Rebooting AI: Book Review

If you follow AI, you have probably read about what happened when chess and Go masters were matched against AI using deep learning. To put it politely, AI humbled the mere mortals. Yann LeCun, a professor at NYU and a scientist affiliated with Facebook, recently co-shared the Turing Award (1 million USD) for his role in the development of deep learning.

Meanwhile, the same campus houses Professor Emeritus Gary Marcus. Ironically, he has become the mouthpiece for popularizing the limitations of deep learning. Somewhat unique as an AI researcher, Marcus brings the perspective of a psychologist and neuroscientist having studied under Steven Pinker at MIT. In the transition from an idea to a pioneering transportation company, Uber recruited several dozen employees from Carnegie Mellon’s AI department and purchased his start-up Geometric Intelligence. His new start-up Robust.AI focuses on robotics.

Marcus also has side gig writing about AI for The New Yorker and The New York Times and has authored several books on a diverse variety of AI related topics. On September 10, 2019 Pantheon/Knopf Doubleday will release Rebooting AI: Building Artificial Intelligence We Can Trust by Marcus and another NYU professor, Ernest Davis, a machine intelligence and reasoning specialist.

Rebooting AI is a continuation of the theme of the limitations of deep learning and how to proceed forward. This is a timely topic since AI is at a pivotal point in its history. Deep learning is a branch of machine learning and the engine behind the second wave of AI. AI is now entering its third wave, which aims to address the limitations of deep learning and AI in general.

AI’s Roller Coaster Ride

For technology analysts like myself, Marcus’ works are a treasure trove of information for forecasting the future development of AI. When plotting the past progress of various emerging technologies over time, historically rather than a straight line, the pattern resembles an S-curve. However, AI’s past progress more closely resembles a roller coaster ride than an S-curve.

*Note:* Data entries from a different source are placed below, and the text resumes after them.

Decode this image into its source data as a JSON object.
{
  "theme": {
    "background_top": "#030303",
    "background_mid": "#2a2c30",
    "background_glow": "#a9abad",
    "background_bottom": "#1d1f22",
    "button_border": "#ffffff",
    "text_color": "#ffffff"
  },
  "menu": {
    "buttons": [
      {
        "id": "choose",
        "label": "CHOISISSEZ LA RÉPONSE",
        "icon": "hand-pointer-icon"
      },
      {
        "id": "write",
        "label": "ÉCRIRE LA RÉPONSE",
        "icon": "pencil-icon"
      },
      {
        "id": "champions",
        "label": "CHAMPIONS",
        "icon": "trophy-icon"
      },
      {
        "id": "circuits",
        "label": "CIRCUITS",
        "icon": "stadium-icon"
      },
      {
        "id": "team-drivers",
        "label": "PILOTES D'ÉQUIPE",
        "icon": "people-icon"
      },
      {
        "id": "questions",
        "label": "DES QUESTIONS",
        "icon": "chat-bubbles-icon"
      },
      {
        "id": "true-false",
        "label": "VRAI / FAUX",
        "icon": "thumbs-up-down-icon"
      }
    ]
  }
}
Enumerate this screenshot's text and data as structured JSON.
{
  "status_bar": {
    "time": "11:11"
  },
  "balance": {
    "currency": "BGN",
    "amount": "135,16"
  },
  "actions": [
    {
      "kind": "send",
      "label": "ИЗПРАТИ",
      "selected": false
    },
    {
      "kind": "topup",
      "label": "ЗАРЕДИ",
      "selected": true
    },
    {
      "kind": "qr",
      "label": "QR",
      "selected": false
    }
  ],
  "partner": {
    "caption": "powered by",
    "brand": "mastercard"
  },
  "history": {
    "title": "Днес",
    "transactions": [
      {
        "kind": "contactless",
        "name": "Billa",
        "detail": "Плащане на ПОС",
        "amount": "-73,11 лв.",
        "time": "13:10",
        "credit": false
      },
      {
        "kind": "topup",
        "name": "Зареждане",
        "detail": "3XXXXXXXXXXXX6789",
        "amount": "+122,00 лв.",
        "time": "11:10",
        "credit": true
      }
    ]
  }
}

Following World War II, the United States continued to develop military technologies in order to keep the American military prepared during the Cold War. In response to the Russian satellite Sputnik, in 1958 President Dwight Eisenhower established what is now called the Defense Advanced Research Projects Agency (DARPA) to prevent losing the technological edge to foreign states which could blindside the United States. As AI became a discipline, DARPA funded research in programs at MIT’s AI Lab, Stanford Research Institute (SRI), the Carnegie Institute of Technology (now Carnegie Mellon University), and the RAND Corporation for the development of expert systems.

Expert systems drove the first wave of AI which dates back to the 1950s and continued into the early 1990s. It is characterized by hardware that utilizes knowledge from experts in specific domains. In contrast to deep learning, expert systems are rules based (if, then) rather than using software for analyzing data. If you have ever completed your federal income taxes online, you have experienced first wave AI.

From 1974-1980, expert systems experienced an AI Winter, a period of reduced general interest and funding. AI researchers had underestimated human brain complexity and overhyped AI’s capabilities. Then in 1980, the commercial adoption of expert systems and the Japanese Fifth Generation Computer project which introduced parallel processing—another Sputnik moment for the United States—revived AI. However, a drawback of expert systems is the infinite number of if, then rules. Then in 1989, desktop computers began replacing mainframes and a shift from knowledge based to data driven systems leading to a second AI Winter.

In the 1990s, machine learning enabled by increased computer speed and processing power, better algorithms, and the ability to capture and store massive amounts of data spurred the second wave of AI. Using neural networks, scientists begin to create programs that analyze large quantities of data to detect patterns and develop predictions. In 2006, business began using the enhanced version of machine learning known as deep learning which has multiple layers of nodes in the neural networks.

A Third AI Winter?

Some AI experts including the authors believe that deep learning may have too many limitations to develop the field much further. The list of limitations is extensive and present formidable challenges for machines to equal human intelligence rather than augment it.

1) Human brain complexity
The authors point out that machines can beat former world champion Garry Kasparov at chess, but they still have problems turning door knobs. For applications in self-driving cars, the ability to distinguish between objects, and to distinguish those from pictures of the objects, is necessary. Currently, it requires hundreds of thousands of expensive labeled data sets to achieve high accuracy rates. These are tasks that a 10 year old child can perform easily, a phenomenon known as Moravec’s paradox.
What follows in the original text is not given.